En modo olímpico, un año y medio es la nada misma. Eso es lo que nos separa de una nueva fiesta de los anillos. El inédito ciclo de tres años que forzó la pandemia, se cerrará formalmente el 26 de julio del año próximo cuando alguna de las muchas megaestrellas del deporte francés encienda el pebetero con el fuego sagrado. Y a esta altura, mientras decenas de miles de atletas de todo el planeta sueñan con ganarse una cama en la villa olímpica parisina, en la capital francesa se trabaja a destajo camino al más grande desafío de estos días: garantizar la seguridad en semejante paraje turístico camino a los primeros Juegos Olímpicos abiertos al público desde Río 2016 y después del destrozo que provocó el COVID 19.
Cualquier ciudad de la belleza, magnitud y convocatoria de París atraviesa un nivel de estrés de seguridad cada día de su existencia. Pero desde qué los juegos son los juegos y, especialmente, a partir de la Masacre de Múnich de 1972, la saturación en temas de control representa el tema más sensible, competencias al margen.
No hay que viajar demasiado lejos para tener una idea acabada respecto de lo que implica el servicio de seguridad para un encuentro al cual concurren deportistas, dirigentes, oficiales, aficionados y hasta mandatarios de más países de los que nuclea la ONU.
Pocas ciudades disputan la batalla por el encanto y la preferencia del turista tanto como París y Londres.
Pocos días antes del comienzo de los juegos de 2012, un cimbronazo de preocupación invadió el comité organizador de aquellos maravillosos juegos.

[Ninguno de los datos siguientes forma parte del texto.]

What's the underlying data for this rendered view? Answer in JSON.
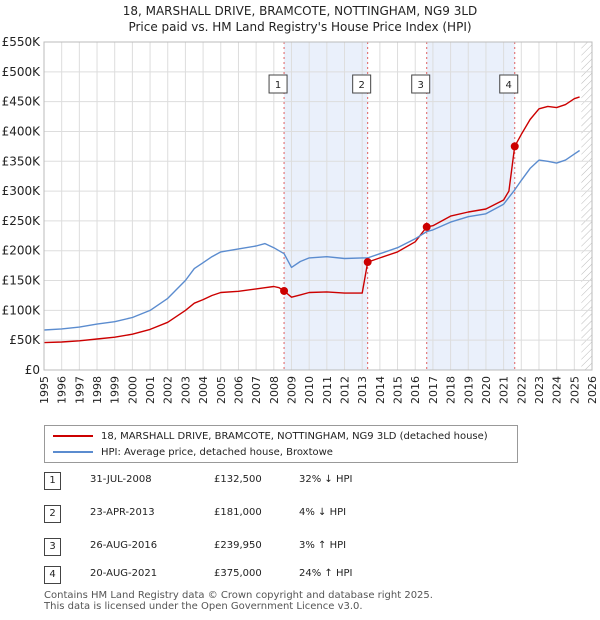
{
  "title_line1": "18, MARSHALL DRIVE, BRAMCOTE, NOTTINGHAM, NG9 3LD",
  "title_line2": "Price paid vs. HM Land Registry's House Price Index (HPI)",
  "chart_data": {
    "type": "line",
    "xlim": [
      1995,
      2026
    ],
    "ylim": [
      0,
      550000
    ],
    "ytick_values": [
      0,
      50000,
      100000,
      150000,
      200000,
      250000,
      300000,
      350000,
      400000,
      450000,
      500000,
      550000
    ],
    "ytick_labels": [
      "£0",
      "£50K",
      "£100K",
      "£150K",
      "£200K",
      "£250K",
      "£300K",
      "£350K",
      "£400K",
      "£450K",
      "£500K",
      "£550K"
    ],
    "xtick_labels": [
      "1995",
      "1996",
      "1997",
      "1998",
      "1999",
      "2000",
      "2001",
      "2002",
      "2003",
      "2004",
      "2005",
      "2006",
      "2007",
      "2008",
      "2009",
      "2010",
      "2011",
      "2012",
      "2013",
      "2014",
      "2015",
      "2016",
      "2017",
      "2018",
      "2019",
      "2020",
      "2021",
      "2022",
      "2023",
      "2024",
      "2025",
      "2026"
    ],
    "shaded_periods": [
      [
        2008.58,
        2013.31
      ],
      [
        2016.65,
        2021.63
      ]
    ],
    "hatched_from": 2025.4,
    "series": [
      {
        "name": "18, MARSHALL DRIVE, BRAMCOTE, NOTTINGHAM, NG9 3LD (detached house)",
        "color": "#cc0000",
        "x": [
          1995.0,
          1996.0,
          1997.0,
          1998.0,
          1999.0,
          2000.0,
          2001.0,
          2002.0,
          2003.0,
          2003.5,
          2004.0,
          2004.5,
          2005.0,
          2006.0,
          2007.0,
          2007.5,
          2008.0,
          2008.3,
          2008.58,
          2009.0,
          2009.5,
          2010.0,
          2011.0,
          2012.0,
          2013.0,
          2013.31,
          2014.0,
          2015.0,
          2016.0,
          2016.65,
          2017.0,
          2018.0,
          2019.0,
          2020.0,
          2021.0,
          2021.3,
          2021.63,
          2022.0,
          2022.5,
          2023.0,
          2023.5,
          2024.0,
          2024.5,
          2025.0,
          2025.3
        ],
        "y": [
          46000,
          47000,
          49000,
          52000,
          55000,
          60000,
          68000,
          80000,
          100000,
          112000,
          118000,
          125000,
          130000,
          132000,
          136000,
          138000,
          140000,
          138000,
          132500,
          122000,
          126000,
          130000,
          131000,
          129000,
          129000,
          181000,
          188000,
          198000,
          215000,
          239950,
          242000,
          258000,
          265000,
          270000,
          285000,
          300000,
          375000,
          395000,
          420000,
          438000,
          442000,
          440000,
          445000,
          455000,
          458000
        ]
      },
      {
        "name": "HPI: Average price, detached house, Broxtowe",
        "color": "#5b8ccf",
        "x": [
          1995.0,
          1996.0,
          1997.0,
          1998.0,
          1999.0,
          2000.0,
          2001.0,
          2002.0,
          2003.0,
          2003.5,
          2004.0,
          2004.5,
          2005.0,
          2006.0,
          2007.0,
          2007.5,
          2008.0,
          2008.58,
          2009.0,
          2009.5,
          2010.0,
          2011.0,
          2012.0,
          2013.0,
          2013.31,
          2014.0,
          2015.0,
          2016.0,
          2016.65,
          2017.0,
          2018.0,
          2019.0,
          2020.0,
          2021.0,
          2021.63,
          2022.0,
          2022.5,
          2023.0,
          2023.5,
          2024.0,
          2024.5,
          2025.0,
          2025.3
        ],
        "y": [
          67000,
          69000,
          72000,
          77000,
          81000,
          88000,
          100000,
          120000,
          150000,
          170000,
          180000,
          190000,
          198000,
          203000,
          208000,
          212000,
          205000,
          195000,
          172000,
          182000,
          188000,
          190000,
          187000,
          188000,
          188000,
          195000,
          205000,
          220000,
          232000,
          235000,
          248000,
          257000,
          262000,
          278000,
          302000,
          318000,
          338000,
          352000,
          350000,
          347000,
          352000,
          362000,
          368000
        ]
      }
    ],
    "markers": [
      {
        "label": "1",
        "x": 2008.58,
        "y": 132500
      },
      {
        "label": "2",
        "x": 2013.31,
        "y": 181000
      },
      {
        "label": "3",
        "x": 2016.65,
        "y": 239950
      },
      {
        "label": "4",
        "x": 2021.63,
        "y": 375000
      }
    ]
  },
  "legend": {
    "property": "18, MARSHALL DRIVE, BRAMCOTE, NOTTINGHAM, NG9 3LD (detached house)",
    "hpi": "HPI: Average price, detached house, Broxtowe",
    "property_color": "#cc0000",
    "hpi_color": "#5b8ccf"
  },
  "sales": [
    {
      "num": "1",
      "date": "31-JUL-2008",
      "price": "£132,500",
      "hpi": "32% ↓ HPI"
    },
    {
      "num": "2",
      "date": "23-APR-2013",
      "price": "£181,000",
      "hpi": "4% ↓ HPI"
    },
    {
      "num": "3",
      "date": "26-AUG-2016",
      "price": "£239,950",
      "hpi": "3% ↑ HPI"
    },
    {
      "num": "4",
      "date": "20-AUG-2021",
      "price": "£375,000",
      "hpi": "24% ↑ HPI"
    }
  ],
  "footer_line1": "Contains HM Land Registry data © Crown copyright and database right 2025.",
  "footer_line2": "This data is licensed under the Open Government Licence v3.0."
}
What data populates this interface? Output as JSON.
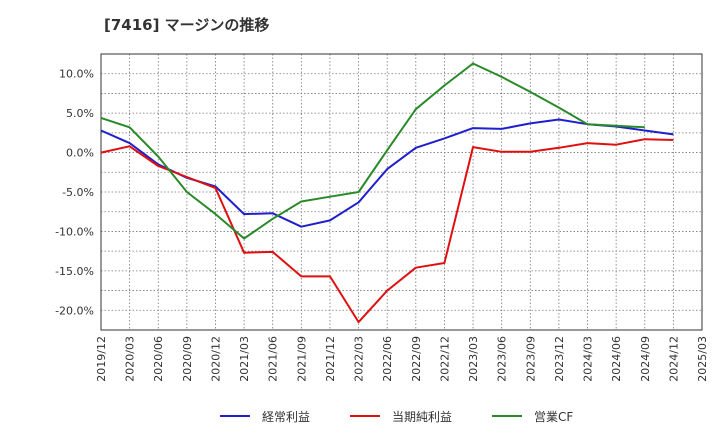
{
  "chart_data": {
    "type": "line",
    "title": "[7416]  マージンの推移",
    "xlabel": "",
    "ylabel": "",
    "ylim": [
      -22.5,
      12.5
    ],
    "grid": true,
    "legend_position": "bottom",
    "y_ticks": [
      {
        "value": 10,
        "label": "10.0%"
      },
      {
        "value": 5,
        "label": "5.0%"
      },
      {
        "value": 0,
        "label": "0.0%"
      },
      {
        "value": -5,
        "label": "-5.0%"
      },
      {
        "value": -10,
        "label": "-10.0%"
      },
      {
        "value": -15,
        "label": "-15.0%"
      },
      {
        "value": -20,
        "label": "-20.0%"
      }
    ],
    "categories": [
      "2019/12",
      "2020/03",
      "2020/06",
      "2020/09",
      "2020/12",
      "2021/03",
      "2021/06",
      "2021/09",
      "2021/12",
      "2022/03",
      "2022/06",
      "2022/09",
      "2022/12",
      "2023/03",
      "2023/06",
      "2023/09",
      "2023/12",
      "2024/03",
      "2024/06",
      "2024/09",
      "2024/12",
      "2025/03"
    ],
    "series": [
      {
        "name": "経常利益",
        "color": "#1f1fcc",
        "values": [
          2.8,
          1.2,
          -1.5,
          -3.2,
          -4.3,
          -7.8,
          -7.7,
          -9.4,
          -8.6,
          -6.3,
          -2.1,
          0.6,
          1.8,
          3.1,
          3.0,
          3.7,
          4.2,
          3.6,
          3.3,
          2.8,
          2.3,
          null
        ]
      },
      {
        "name": "当期純利益",
        "color": "#e01010",
        "values": [
          0.0,
          0.8,
          -1.7,
          -3.1,
          -4.5,
          -12.7,
          -12.6,
          -15.7,
          -15.7,
          -21.5,
          -17.5,
          -14.6,
          -14.0,
          0.7,
          0.1,
          0.1,
          0.6,
          1.2,
          1.0,
          1.7,
          1.6,
          null
        ]
      },
      {
        "name": "営業CF",
        "color": "#2a8a2a",
        "values": [
          4.4,
          3.2,
          -0.5,
          -5.0,
          -7.8,
          -10.9,
          -8.4,
          -6.2,
          -5.6,
          -5.0,
          0.3,
          5.5,
          8.5,
          11.3,
          9.6,
          7.7,
          5.7,
          3.6,
          3.4,
          3.2,
          null,
          null
        ]
      }
    ]
  }
}
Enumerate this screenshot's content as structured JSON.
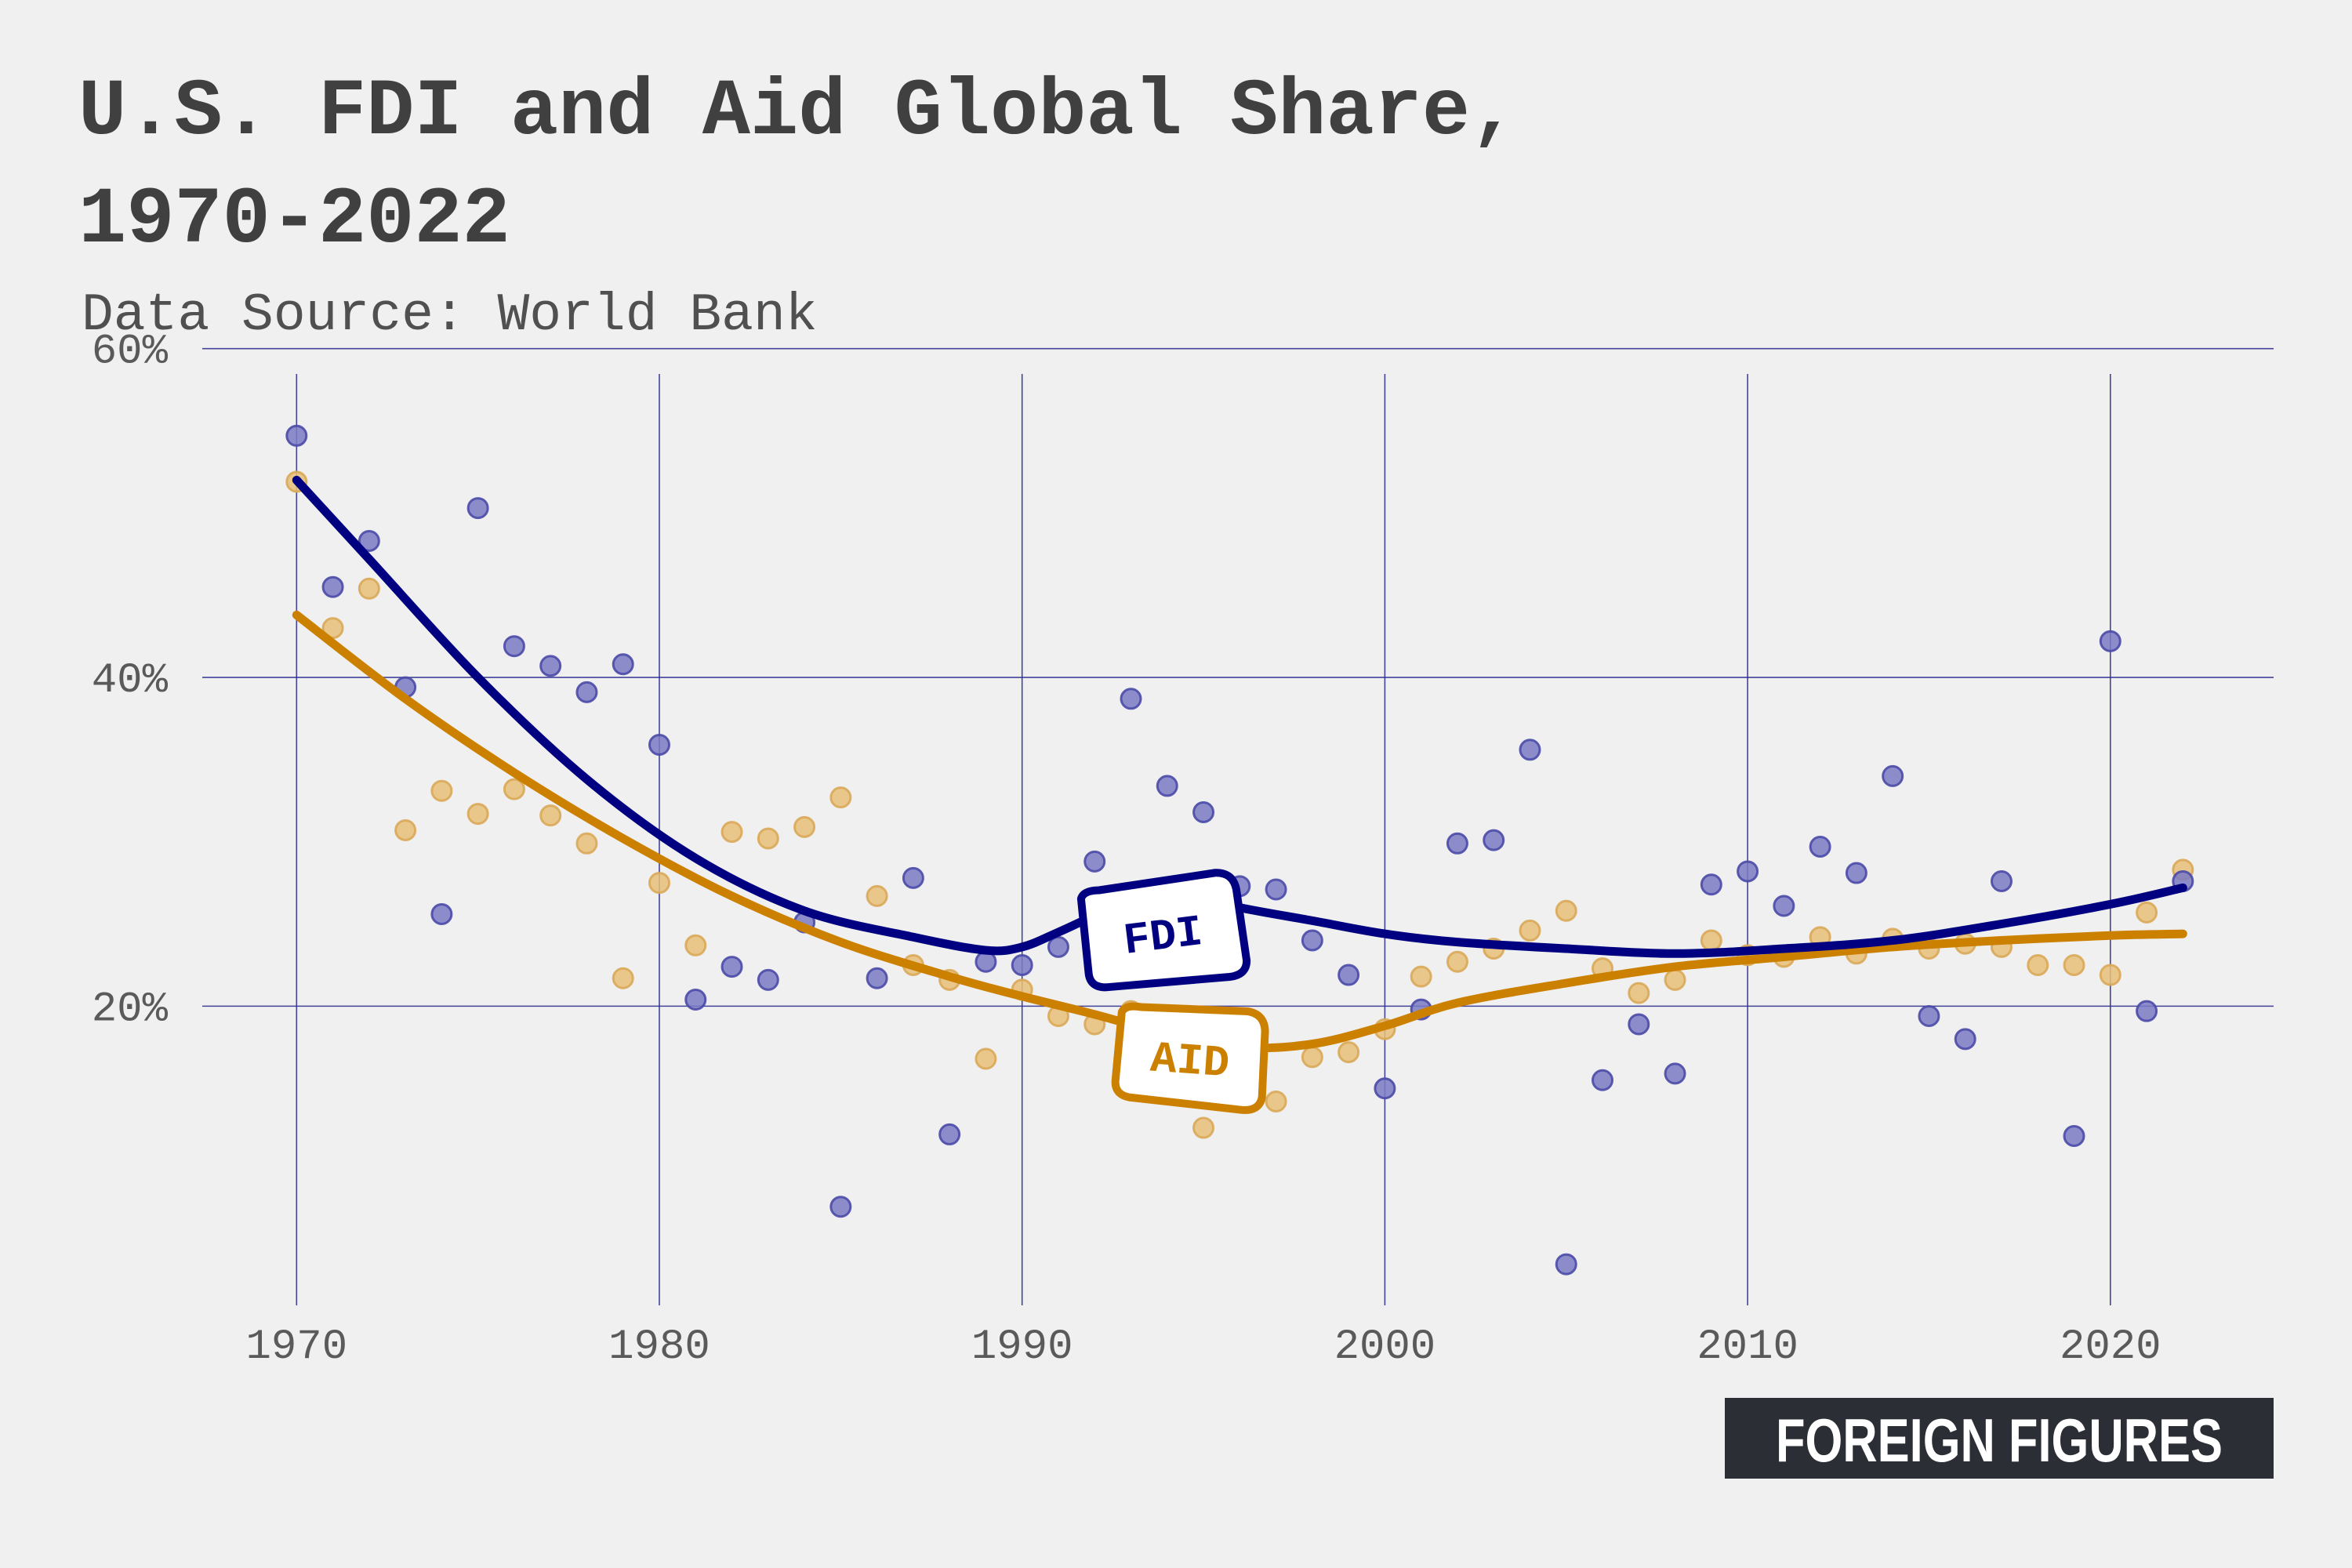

Personalmente, alojado en el Icona Point, edificio desde el cual se observaba bien cerca el estadio Olímpico y el mismísimo Orbit, cruce varias mañanas a grupos de empleados contratados por el G4S, un servicio privado de seguridad que debía garantizar que todo funcionara bajo control en cada sede de las competencias. En una de esas ocasiones, me llamó la atención una discusión entre alguien que parecía estar a cargo de un grupo y un par de uniformados. Ninguno hablaba en inglés. Poco después, se supo que, horas antes de que Paul McCartney conmoviera al mundo entero con su Hey Jude de la ceremonia de apertura, el Comité Organizador había decidido ubicar en cada puesto sensible a soldados del ejército británico, entre los cuales había varios recién repatriados de bases en distintos puntos sensibles de territorio asiático, y limitar la presencia de la que, por esos días, era la empresa de seguridad privada más importante del mundo. Medios locales destacaron que las falencias detectadas iban desde la imposibilidad de identificar ciertos elementos prohibidos en zonas de competencia hasta personal con antecedentes penales o extranjeros sin permiso para trabajar en el país.
Lo que, en un principio, pareció de altísimo riesgo terminó siendo un éxito más de aquella organización: nadie reportó inconvenientes en cuestiones de seguridad y, en lo personal, doy fe de que los controles a los diversos espacios de prensa, incluido el IBC, fueron eficaces, gentiles y especialmente ágiles.
Cuatro años más tarde, en los meses previos a los juegos de Río, uno de los más influyentes miembros del comité organizador me confesó su convicción de que no existe ni el equipo ni la organización perfectos. “Eso jamás sucede. El mérito de los mejores equipos es que solucionan rápido el inconveniente, reconocen el error, dan vuelta la hoja y siguen adelante”
De eso se trató Londres. De eso se trató Río. Ese fue el gran legado de Tokio. Y ese será el gran desafío de lo que, imaginamos y deseamos, será París 2024.